Le gouvernement congolais a apporté de nouvelles précisions sur les modalités d’obtention du passeport biométrique, notamment en ce qui concerne son coût, les délais de délivrance et la procédure à suivre. Dans un communiqué consulté par la rédaction de YOKA INFOS ce dimanche 26 juillet 2026, le ministère des Affaires étrangères affirme vouloir dissiper les incompréhensions qui persistent autour de cette réforme.
Face aux nombreuses interrogations exprimées par les citoyens depuis le lancement du nouveau passeport biométrique, le ministère des Affaires étrangères, de la Coopération internationale, de la Francophonie et de la Diaspora congolaise a publié une mise au point détaillée afin de clarifier les conditions d’obtention de ce document de voyage.
Dans ce communiqué daté du 26 juillet 2026 et consulté par la rédaction de YOKA INFOS, le ministère rappelle que le nouveau passeport congolais répond aux standards internationaux en matière de sécurité et comporte un nombre de pages plus important que l’ancien modèle. Il souligne également que son prix a été revu à la baisse afin de le rendre plus accessible.
« Son coût a été substantiellement revu à la baisse, passant de 99 USD à 75 USD, dans un souci d’accessibilité pour nos compatriotes », peut-on lire dans le communiqué.
Le gouvernement précise par ailleurs que l’ensemble de la procédure est désormais entièrement dématérialisé. Les demandes doivent être introduites en ligne, avant d’être accompagnées d’un paiement sécurisé effectué soit par carte bancaire, soit via un service de mobile money.

Selon le ministère, une fois la demande correctement enregistrée et le paiement validé, le délai officiel de délivrance ne dépasse pas quinze jours, à condition que le demandeur dispose déjà de son Numéro d’Identification Fiscale (NIF).
« Une fois la demande régulièrement souscrite et le paiement validé, le délai officiel de délivrance ne dépasse pas quinze (15) jours, pour autant que le Numéro d’Identification Fiscale (NIF) ait été préalablement obtenu », précise le document.
Le ministère tient également à distinguer clairement la procédure d’obtention du passeport de celle du NIF. Il explique que ce numéro fiscal relève d’une réforme conduite par le ministère des Finances et délivrée par la Direction générale des impôts (DGI), généralement dans un délai compris entre 24 et 48 heures. Son obtention n’est pas incluse dans le délai de fabrication du passeport.

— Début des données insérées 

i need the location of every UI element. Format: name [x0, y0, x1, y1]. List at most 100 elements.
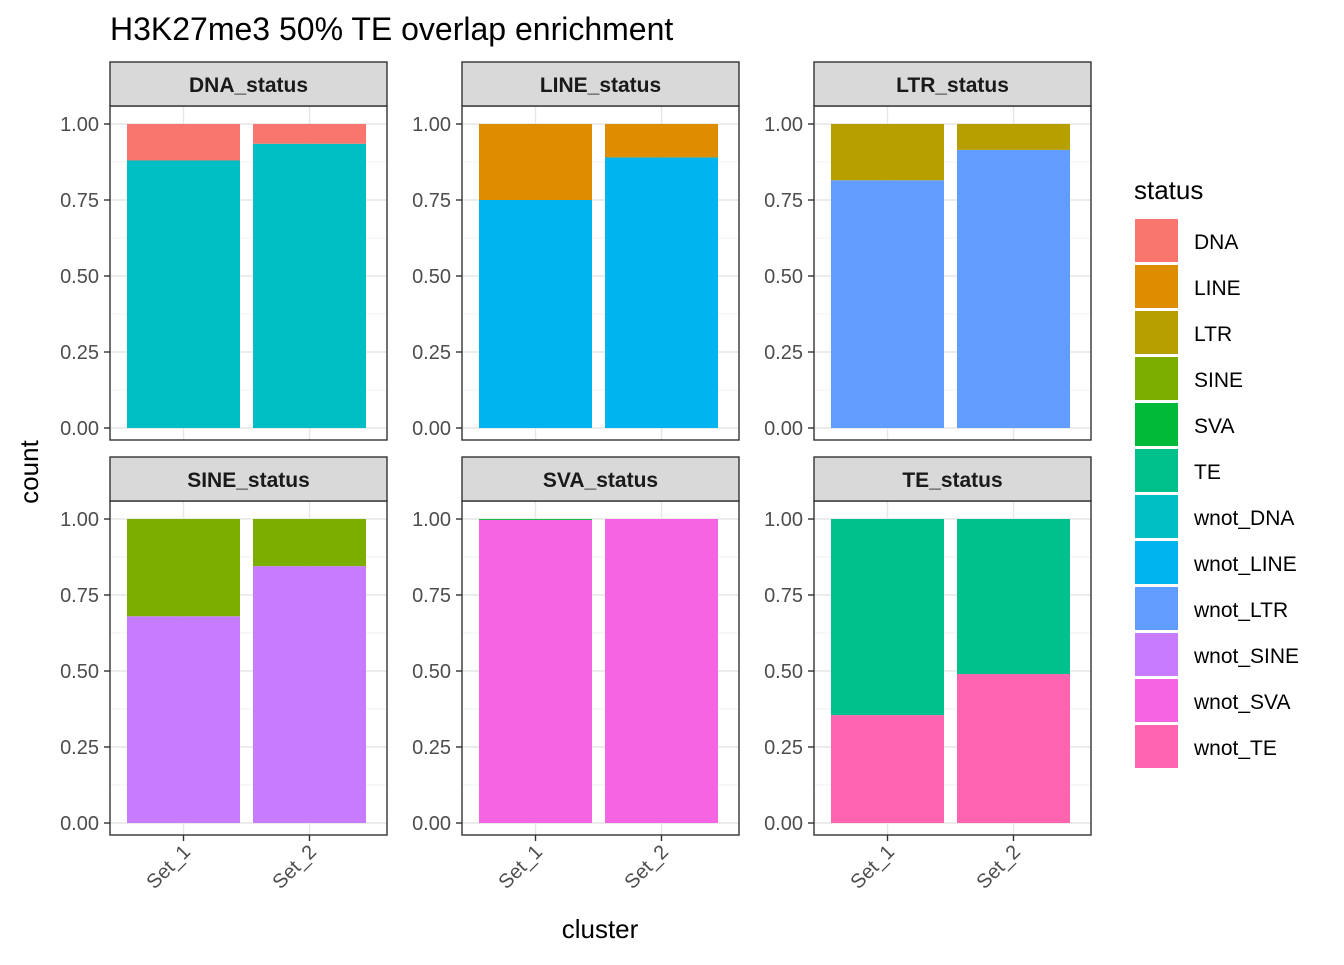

Réagissant aux informations faisant état de retards importants, les autorités assurent qu’aucun dépassement systématique du délai de quinze jours n’a été constaté pour les demandes introduites conformément à la procédure.
« Il n’a jamais été constaté que l’obtention du nouveau passeport dépasse les quinze (15) jours pour toute demande régulièrement souscrite en ligne et dont le paiement est effectué selon les modalités indiquées », insiste le ministère.

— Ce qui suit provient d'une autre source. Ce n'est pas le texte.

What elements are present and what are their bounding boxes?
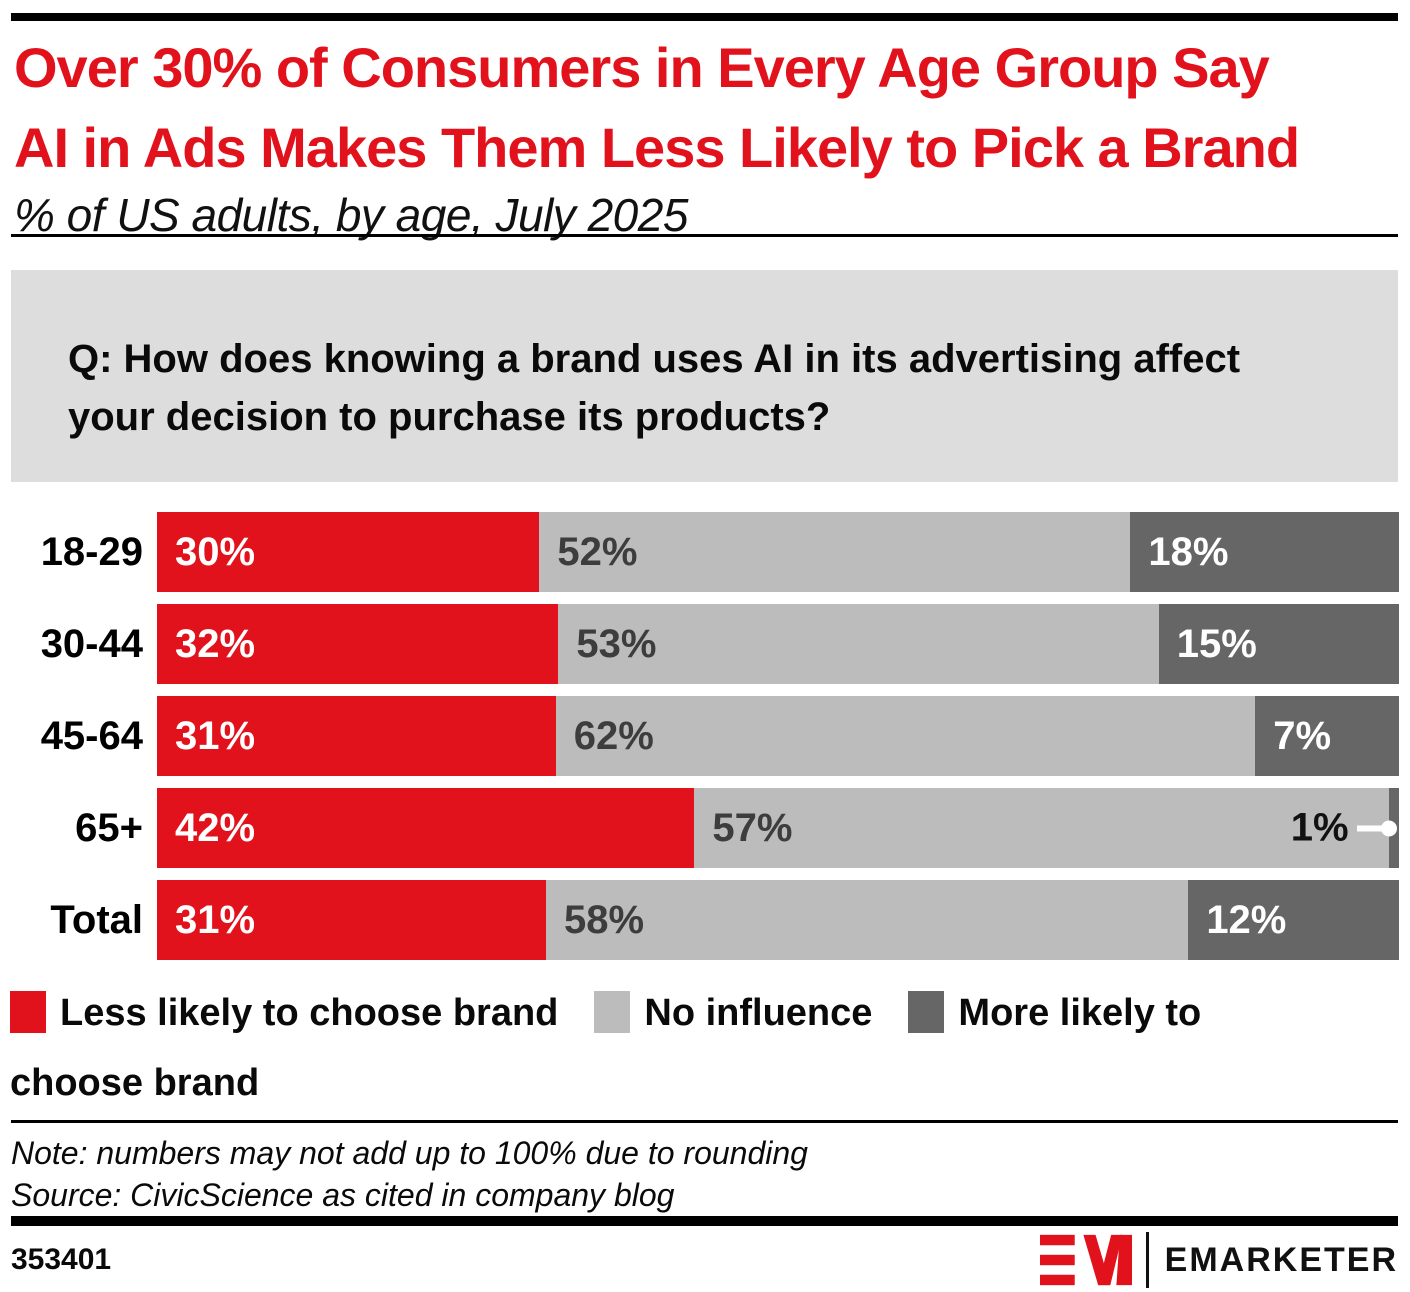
callout-leader-line xyxy=(1356,825,1383,831)
segment-value: 52% xyxy=(557,529,638,574)
legend-label: No influence xyxy=(644,992,873,1034)
notes-divider xyxy=(11,1120,1398,1123)
legend-swatch-lightgray-icon xyxy=(594,991,631,1033)
one-percent-callout: 1% xyxy=(1291,806,1397,851)
segment-value: 12% xyxy=(1206,897,1287,942)
row-label: Total xyxy=(50,898,143,942)
chart-row-45-64: 45-64 31% 62% 7% xyxy=(0,696,1410,776)
chart-row-65-plus: 65+ 42% 57% 1% xyxy=(0,788,1410,868)
bar-18-29: 30% 52% 18% xyxy=(157,512,1399,592)
segment-value: 7% xyxy=(1273,713,1332,758)
row-label: 18-29 xyxy=(40,530,143,574)
question-box: Q: How does knowing a brand uses AI in i… xyxy=(11,270,1398,482)
segment-value: 31% xyxy=(175,713,256,758)
segment-more-likely: 18% xyxy=(1130,512,1399,592)
segment-less-likely: 31% xyxy=(157,880,546,960)
bar-45-64: 31% 62% 7% xyxy=(157,696,1399,776)
question-text: Q: How does knowing a brand uses AI in i… xyxy=(68,337,1241,439)
segment-value: 57% xyxy=(712,805,793,850)
segment-more-likely: 12% xyxy=(1188,880,1399,960)
em-logo-icon xyxy=(1039,1234,1132,1286)
segment-more-likely: 15% xyxy=(1158,604,1399,684)
chart-id: 353401 xyxy=(11,1243,112,1276)
legend: Less likely to choose brand No influence M… xyxy=(10,978,1310,1118)
logo-divider xyxy=(1145,1232,1149,1288)
page-title-line1: Over 30% of Consumers in Every Age Group… xyxy=(14,36,1270,99)
segment-value: 32% xyxy=(175,621,256,666)
brand-name: EMARKETER xyxy=(1164,1240,1398,1279)
legend-item-less-likely: Less likely to choose brand xyxy=(10,991,559,1034)
segment-no-influence: 53% xyxy=(558,604,1159,684)
footer-divider xyxy=(11,1216,1398,1226)
bar-30-44: 32% 53% 15% xyxy=(157,604,1399,684)
chart-row-total: Total 31% 58% 12% xyxy=(0,880,1410,960)
bar-65-plus: 42% 57% 1% xyxy=(157,788,1399,868)
segment-value: 62% xyxy=(573,713,654,758)
callout-value: 1% xyxy=(1290,805,1349,850)
segment-value: 58% xyxy=(563,897,645,942)
bar-total: 31% 58% 12% xyxy=(157,880,1399,960)
note-text: Note: numbers may not add up to 100% due… xyxy=(11,1135,808,1171)
header-divider xyxy=(11,234,1398,237)
source-text: Source: CivicScience as cited in company… xyxy=(11,1177,675,1213)
segment-less-likely: 31% xyxy=(157,696,556,776)
row-label: 45-64 xyxy=(40,714,143,758)
segment-no-influence: 52% xyxy=(539,512,1131,592)
page-subtitle: % of US adults, by age, July 2025 xyxy=(14,189,688,241)
segment-no-influence: 57% 1% xyxy=(694,788,1397,868)
segment-value: 15% xyxy=(1176,621,1257,666)
legend-label: Less likely to choose brand xyxy=(60,992,559,1034)
chart-row-30-44: 30-44 32% 53% 15% xyxy=(0,604,1410,684)
emarketer-logo: EMARKETER xyxy=(1039,1232,1398,1288)
row-label: 30-44 xyxy=(40,622,143,666)
segment-less-likely: 30% xyxy=(157,512,540,592)
segment-no-influence: 62% xyxy=(555,696,1256,776)
legend-swatch-red-icon xyxy=(10,991,46,1033)
legend-item-no-influence: No influence xyxy=(594,991,873,1034)
segment-less-likely: 32% xyxy=(157,604,559,684)
legend-swatch-darkgray-icon xyxy=(908,991,945,1033)
legend-item-more-likely: More likely to choose brand xyxy=(10,991,1202,1104)
segment-value: 18% xyxy=(1148,529,1229,574)
segment-value: 42% xyxy=(175,805,256,850)
page-title-line2: AI in Ads Makes Them Less Likely to Pick… xyxy=(14,115,1300,179)
chart-row-18-29: 18-29 30% 52% 18% xyxy=(0,512,1410,592)
footer: 353401 EMARKETER xyxy=(11,1230,1398,1290)
segment-value: 31% xyxy=(175,897,256,942)
segment-no-influence: 58% xyxy=(545,880,1189,960)
segment-more-likely: 7% xyxy=(1255,696,1399,776)
notes-block: Note: numbers may not add up to 100% due… xyxy=(11,1132,1398,1216)
segment-less-likely: 42% xyxy=(157,788,695,868)
row-label: 65+ xyxy=(75,806,143,850)
segment-value: 30% xyxy=(175,529,256,574)
segment-value: 53% xyxy=(576,621,657,666)
stacked-bar-chart: 18-29 30% 52% 18% 30-44 32% 53% 15% 45-6… xyxy=(0,512,1410,960)
top-accent-bar xyxy=(11,13,1398,21)
legend-label: More likely to choose brand xyxy=(10,992,1202,1104)
callout-dot-icon xyxy=(1380,820,1397,836)
page-title: Over 30% of Consumers in Every Age Group… xyxy=(14,28,1400,187)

Le communiqué reconnaît toutefois que certains retards isolés ont pu être enregistrés, les attribuant principalement à la phase d’adaptation des usagers au nouveau système entièrement numérisé.
Le ministère revient également sur la période de transition ayant suivi le lancement officiel du nouveau passeport, le 5 juin 2025. Il explique avoir hérité de nombreuses anciennes demandes issues de l’ancien système, lesquelles ont dû être converties vers la nouvelle plateforme. Cette opération exceptionnelle a permis, selon les autorités, de produire 111 905 nouveaux passeports avant la clôture définitive de cette phase en janvier 2026.
À travers cette mise au point, le gouvernement réaffirme que toute demande introduite à partir de 2026 et respectant la procédure officielle est soumise à un délai normal de quinze jours, sans tenir compte du temps nécessaire à l’obtention du NIF.
Le ministère des Affaires étrangères invite les Congolais à privilégier les canaux officiels pour toute information relative au nouveau passeport biométrique. Les autorités estiment que cette réforme constitue une avancée importante dans la modernisation des documents de voyage de la République démocratique du Congo, en mettant l’accent sur la sécurité, l’accessibilité et la conformité aux normes internationales.